Rob Enderle | Jan. 2, 2014
Dell is going private, and that means Michael Dell can stop worrying about shareholders and start focusing on what it will take to make his company grow.

I had a fascinating and wide-ranging discussion with Michael Dell in advance of last week's Dell World. (We even chatted about his new Tesla S. He's a big fan of that car.)

But what's of greater interest is how becoming private will change Dell. Since the company's no longer beholden to shareholders and quarterly earnings, Dell now seems prime to innovate and to renew its commitment to both customers and partners. In the long run, this should make Michael Dell a better CEO and Dell a better company.
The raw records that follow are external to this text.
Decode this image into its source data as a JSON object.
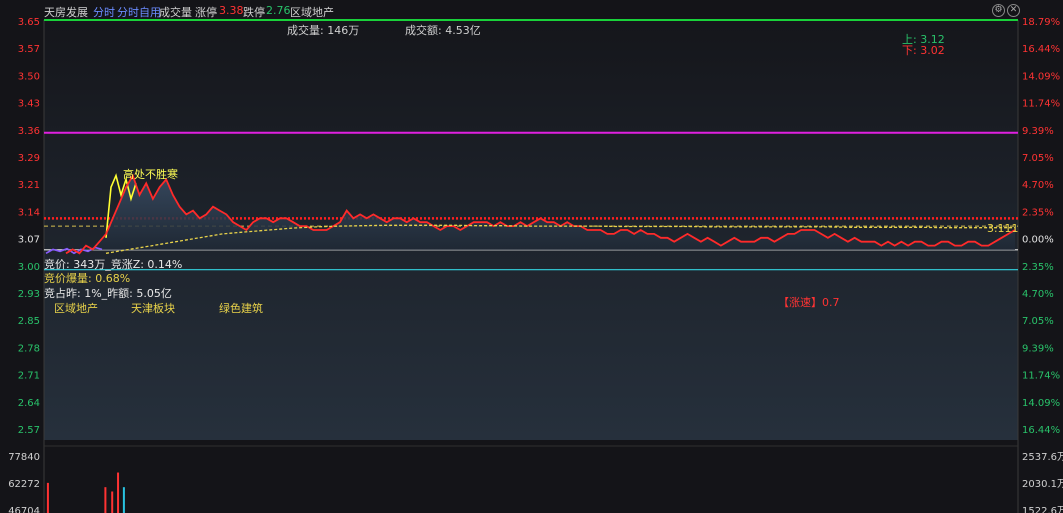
{
  "header": {
    "stock_name": "天房发展",
    "tab_intraday": "分时",
    "tab_custom": "分时自用",
    "label_volume": "成交量",
    "label_limit_up": "涨停",
    "limit_up_value": "3.38",
    "label_limit_down": "跌停",
    "limit_down_value": "2.76",
    "sector": "区域地产",
    "settings_icon": "gear-icon",
    "close_icon": "close-icon"
  },
  "info": {
    "volume_text": "成交量: 146万",
    "turnover_text": "成交额: 4.53亿",
    "upper_text": "上: 3.12",
    "lower_text": "下: 3.02",
    "auction_text": "竞价: 343万_竞涨Z: 0.14%",
    "auction_volume_text": "竞价爆量: 0.68%",
    "auction_ratio_text": "竞占昨: 1%_昨额: 5.05亿",
    "tag_region": "区域地产",
    "tag_tianjin": "天津板块",
    "tag_green": "绿色建筑",
    "speed_text": "【涨速】0.7",
    "annotation_peak": "高处不胜寒",
    "last_price_text": "3.111"
  },
  "colors": {
    "price": "#ff2a2a",
    "avg": "#e8d24a",
    "up_axis": "#ff3333",
    "down_axis": "#29c26a",
    "limit_up_line": "#19d13a",
    "magenta_line": "#e020e0",
    "cyan_line": "#34d4e0",
    "prev_close_line": "#e8e8e8",
    "auction_line": "#8a5cff",
    "peak_line": "#ffff33"
  },
  "chart_data": {
    "type": "line",
    "title": "",
    "prev_close": 3.07,
    "ylim": [
      2.57,
      3.65
    ],
    "price_ticks": [
      "3.65",
      "3.57",
      "3.50",
      "3.43",
      "3.36",
      "3.29",
      "3.21",
      "3.14",
      "3.07",
      "3.00",
      "2.93",
      "2.85",
      "2.78",
      "2.71",
      "2.64",
      "2.57"
    ],
    "pct_ticks": [
      "18.79%",
      "16.44%",
      "14.09%",
      "11.74%",
      "9.39%",
      "7.05%",
      "4.70%",
      "2.35%",
      "0.00%",
      "2.35%",
      "4.70%",
      "7.05%",
      "9.39%",
      "11.74%",
      "14.09%",
      "16.44%"
    ],
    "volume_left_ticks": [
      "77840",
      "62272",
      "46704"
    ],
    "volume_right_ticks": [
      "2537.6万",
      "2030.1万",
      "1522.6万"
    ],
    "levels": {
      "limit_up_line": 3.65,
      "magenta_line": 3.36,
      "dotted_red_line": 3.14,
      "upper_band": 3.12,
      "prev_close_line": 3.059,
      "cyan_line": 3.008
    },
    "auction_series": [
      3.05,
      3.06,
      3.055,
      3.062,
      3.05,
      3.06,
      3.055,
      3.065,
      3.06
    ],
    "peak_series": [
      3.09,
      3.22,
      3.25,
      3.2,
      3.24,
      3.19,
      3.23
    ],
    "price_series": [
      3.05,
      3.06,
      3.05,
      3.07,
      3.06,
      3.08,
      3.1,
      3.14,
      3.18,
      3.22,
      3.25,
      3.2,
      3.23,
      3.19,
      3.22,
      3.24,
      3.2,
      3.17,
      3.15,
      3.16,
      3.14,
      3.15,
      3.17,
      3.16,
      3.15,
      3.13,
      3.12,
      3.11,
      3.13,
      3.14,
      3.14,
      3.13,
      3.14,
      3.14,
      3.13,
      3.12,
      3.12,
      3.11,
      3.11,
      3.11,
      3.12,
      3.13,
      3.16,
      3.14,
      3.15,
      3.14,
      3.15,
      3.14,
      3.13,
      3.14,
      3.14,
      3.13,
      3.14,
      3.13,
      3.13,
      3.12,
      3.11,
      3.12,
      3.12,
      3.11,
      3.12,
      3.13,
      3.13,
      3.13,
      3.12,
      3.13,
      3.12,
      3.12,
      3.13,
      3.12,
      3.13,
      3.14,
      3.13,
      3.13,
      3.12,
      3.13,
      3.12,
      3.12,
      3.11,
      3.11,
      3.11,
      3.1,
      3.1,
      3.11,
      3.11,
      3.1,
      3.11,
      3.1,
      3.1,
      3.09,
      3.09,
      3.08,
      3.09,
      3.1,
      3.09,
      3.08,
      3.09,
      3.08,
      3.07,
      3.08,
      3.09,
      3.08,
      3.08,
      3.08,
      3.09,
      3.09,
      3.08,
      3.09,
      3.1,
      3.1,
      3.11,
      3.11,
      3.11,
      3.1,
      3.09,
      3.1,
      3.09,
      3.08,
      3.09,
      3.08,
      3.08,
      3.08,
      3.07,
      3.08,
      3.07,
      3.08,
      3.07,
      3.08,
      3.08,
      3.07,
      3.07,
      3.08,
      3.08,
      3.07,
      3.07,
      3.08,
      3.08,
      3.07,
      3.07,
      3.08,
      3.09,
      3.1,
      3.11
    ],
    "avg_series": [
      3.05,
      3.06,
      3.07,
      3.08,
      3.09,
      3.1,
      3.105,
      3.11,
      3.115,
      3.118,
      3.12,
      3.121,
      3.122,
      3.122,
      3.122,
      3.122,
      3.121,
      3.121,
      3.12,
      3.12,
      3.12,
      3.12,
      3.119,
      3.119,
      3.119,
      3.119,
      3.118,
      3.118,
      3.118,
      3.118,
      3.118,
      3.118,
      3.117,
      3.117,
      3.117,
      3.117,
      3.116,
      3.116,
      3.116,
      3.116
    ],
    "volume_bars": [
      {
        "x": 0.003,
        "value": 35000,
        "color": "#ff3333"
      },
      {
        "x": 0.062,
        "value": 30000,
        "color": "#ff3333"
      },
      {
        "x": 0.069,
        "value": 25000,
        "color": "#ff3333"
      },
      {
        "x": 0.075,
        "value": 47000,
        "color": "#ff3333"
      },
      {
        "x": 0.081,
        "value": 30000,
        "color": "#29c2e0"
      }
    ]
  }
}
Robots and Watson and Scanners, Oh My
I shared with Dell my belief that robots, 3-D scanners, intelligent systems such as IBM Watson and superconductors are all fighting to be the next big thing. Google is working furiously on robots, HP on 3-D printers and scanners and IBM on intelligent systems. I asked about Dell's plans to create the next wave.

While he neither confirmed nor denied he was working on any of these things, he did point out that, by going private, Dell will have more than $1 billion in extra cash every year. This cash will be spent on buying down debt and making big bets on the future consistent with, but not limited to, the technologies mentioned above. Since Dell sets the benchmark on how to buy companies right, acquiring a firm that already has an advanced position is clearly on the table as well.

Dell has been freed up to create a new wave - and Michael Dell seems excited about being freed up to anticipate a market instead of chasing it.

Keeping Customers Happy Is Easy Without Shareholders
Most people don't realize that a public CEO really has to balance a company's interests among a number of key customers. This includes the customers for their stock, which just wants stock prices and dividends to go up; they don't really care about customer satisfaction, employees or the sustainability of the company. That's how Mark Hurd could get such high marks as HP's CEO even though he crippled the company. Plus, since CEO compensation is often tied tightly to stock performance, this can make CEOs do stupid things to keep their companies running.

By going private, Michael Dell now only has to worry about users and IT buyers. Yes, there is tension between these two groups, but it's far less than that created by investors. As a result, the complaints I get about Dell have fallen off a cliff; Dell customers, collectively, seem much happier.

Granted, some of this is likely due to how upset they are at Oracle at the moment, making all other companies look better by comparison, but Dell's renewed focus on customers' needs hasn't gone unnoticed - and this is happening in advance of the major changes that going private will drive.